2. А вот Заратустра у Ницше в главе «Выздоравливающий», в переводе с немецкого Ю. М. Антоновского (о, эти русские инициалы, никогда не знаешь, как кого зовут, даже такое редкое Ю. может быть и Юрием, и Юлием), так вот Заратустра, на странице 192 в издании Петербургского дома «Прометей» 1911 года, восклицает: «Для меня как существовало бы что-нибудь вне меня? Нет ничего вне нас! Но это забываем мы при всяком звуке и как отрадно, что забываем! Имена и звуки не затем ли даны вещам, чтобы человек освежался вещами? Говорить – прекрасное безумие: говоря, танцует человек на всех вещах».
Дальше – о «лжи звуков». Имена – не о сути вещей, имена – это лишь игра. Те ли, другие ли, какая разница? Но какая сладкая это игра, как она освежает… как хочется нам именами напиться, умыться. Имена – как вода, текут, меняются, играют на порогах, обновляют журчанием… как хорошо! Любое имя подойдет. К одному лишь имени, даже самому звонкому, зачем нам привязываться? К тому ли, к этому? И что нам в именах искать, кроме их звука, их музыки, под которую так дивно танцевать? Если им поддаться, имена привяжут нас к отцам, отцы к могилам, могилы к мертвым. А зачем нам мертвые? Нам бы прыгнуть в жизнь, в золотой морской прибой. Между тайной личности и именем – Ницше поставил жизнь. А раз жизнь, пойдем купаться!
3. Вот и у Рембо:
Она найдена.
– Что? – Вечность.
Это море идущее
вместе с солнцем.
4. Снова у Ницше, в главе о «Великом томлении»: «О душа моя, я дал тебе новые имена и разноцветные игрушки и назвал тебя „судьбой“, „пространством пространств“, „пуповиной времени“ и „лазоревым колоколом“».

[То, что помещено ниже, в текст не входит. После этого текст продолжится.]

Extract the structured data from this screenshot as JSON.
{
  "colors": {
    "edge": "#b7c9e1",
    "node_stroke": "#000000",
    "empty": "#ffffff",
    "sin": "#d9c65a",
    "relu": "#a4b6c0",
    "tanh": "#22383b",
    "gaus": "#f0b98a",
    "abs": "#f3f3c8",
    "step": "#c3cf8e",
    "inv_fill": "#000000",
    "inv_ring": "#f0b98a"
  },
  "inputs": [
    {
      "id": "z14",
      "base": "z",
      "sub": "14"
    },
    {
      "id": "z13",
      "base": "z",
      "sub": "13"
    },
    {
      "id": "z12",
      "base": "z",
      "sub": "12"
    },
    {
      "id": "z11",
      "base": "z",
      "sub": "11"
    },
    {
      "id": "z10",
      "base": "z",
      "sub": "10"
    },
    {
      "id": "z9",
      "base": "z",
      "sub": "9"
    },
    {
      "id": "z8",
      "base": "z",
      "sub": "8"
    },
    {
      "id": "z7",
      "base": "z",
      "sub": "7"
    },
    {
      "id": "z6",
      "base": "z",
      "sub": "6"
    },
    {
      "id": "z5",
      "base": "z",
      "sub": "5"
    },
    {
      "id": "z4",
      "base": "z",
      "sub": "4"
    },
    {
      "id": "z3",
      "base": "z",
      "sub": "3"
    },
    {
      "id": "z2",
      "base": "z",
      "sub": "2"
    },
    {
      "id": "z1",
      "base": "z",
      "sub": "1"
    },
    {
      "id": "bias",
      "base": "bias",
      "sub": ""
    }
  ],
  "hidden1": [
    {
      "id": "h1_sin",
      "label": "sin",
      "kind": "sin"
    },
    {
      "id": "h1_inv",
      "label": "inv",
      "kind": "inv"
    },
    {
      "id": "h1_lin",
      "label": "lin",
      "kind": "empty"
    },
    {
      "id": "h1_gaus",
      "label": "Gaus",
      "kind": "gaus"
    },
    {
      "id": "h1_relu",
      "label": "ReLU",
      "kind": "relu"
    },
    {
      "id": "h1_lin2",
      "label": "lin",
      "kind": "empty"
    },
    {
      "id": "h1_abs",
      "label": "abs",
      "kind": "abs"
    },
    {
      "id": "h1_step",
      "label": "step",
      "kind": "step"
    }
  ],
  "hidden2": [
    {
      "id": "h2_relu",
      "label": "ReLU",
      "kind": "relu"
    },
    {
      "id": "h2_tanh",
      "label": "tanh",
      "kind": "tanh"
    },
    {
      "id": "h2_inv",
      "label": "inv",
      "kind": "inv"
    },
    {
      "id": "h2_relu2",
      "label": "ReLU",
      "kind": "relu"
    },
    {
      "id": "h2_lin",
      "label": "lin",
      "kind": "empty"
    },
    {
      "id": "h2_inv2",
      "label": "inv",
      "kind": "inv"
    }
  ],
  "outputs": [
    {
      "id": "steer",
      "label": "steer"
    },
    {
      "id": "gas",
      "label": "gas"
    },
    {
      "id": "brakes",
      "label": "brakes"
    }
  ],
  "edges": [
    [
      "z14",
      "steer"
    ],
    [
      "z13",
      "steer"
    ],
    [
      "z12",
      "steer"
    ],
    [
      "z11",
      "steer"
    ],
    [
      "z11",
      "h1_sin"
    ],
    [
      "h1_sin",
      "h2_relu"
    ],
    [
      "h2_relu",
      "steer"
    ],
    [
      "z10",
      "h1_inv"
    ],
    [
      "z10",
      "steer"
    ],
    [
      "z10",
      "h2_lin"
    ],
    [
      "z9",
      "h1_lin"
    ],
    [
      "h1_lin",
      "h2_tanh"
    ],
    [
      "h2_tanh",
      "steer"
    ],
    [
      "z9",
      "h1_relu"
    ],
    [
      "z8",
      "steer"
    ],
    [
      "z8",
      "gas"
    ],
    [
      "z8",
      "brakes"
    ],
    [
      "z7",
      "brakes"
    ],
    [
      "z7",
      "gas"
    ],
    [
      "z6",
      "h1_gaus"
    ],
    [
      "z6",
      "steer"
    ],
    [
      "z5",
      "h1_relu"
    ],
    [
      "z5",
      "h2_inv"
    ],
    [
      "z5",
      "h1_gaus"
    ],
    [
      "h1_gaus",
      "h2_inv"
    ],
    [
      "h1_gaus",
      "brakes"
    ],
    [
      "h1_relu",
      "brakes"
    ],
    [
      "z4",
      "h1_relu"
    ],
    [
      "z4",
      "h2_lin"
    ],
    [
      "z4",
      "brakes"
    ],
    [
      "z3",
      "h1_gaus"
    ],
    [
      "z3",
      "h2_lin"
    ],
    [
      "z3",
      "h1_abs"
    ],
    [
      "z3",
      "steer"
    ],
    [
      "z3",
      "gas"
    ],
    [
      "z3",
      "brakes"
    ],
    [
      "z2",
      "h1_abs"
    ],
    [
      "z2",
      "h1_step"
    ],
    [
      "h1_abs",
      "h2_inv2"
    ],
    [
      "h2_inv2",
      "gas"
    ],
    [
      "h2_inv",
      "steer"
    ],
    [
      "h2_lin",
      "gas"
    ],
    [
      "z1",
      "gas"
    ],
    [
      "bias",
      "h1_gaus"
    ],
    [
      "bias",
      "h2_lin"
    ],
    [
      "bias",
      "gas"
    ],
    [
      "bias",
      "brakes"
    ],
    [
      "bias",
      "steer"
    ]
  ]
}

Вот как он шутит с нами, Заратустра, какие дает сам себе имена. Эти имена – пародии. Звучат они важно, серьезно, а ведь это он так смеется надо всеми тайными и явными значениями имен: и назвал он того-то так, как назвал, потому-то и потому-то… Так нет же, ничего не значат эти имена, а только звенят, поют, трещат, цокают как птицы, квакают, горланят и гортанят. Имена – трещотки.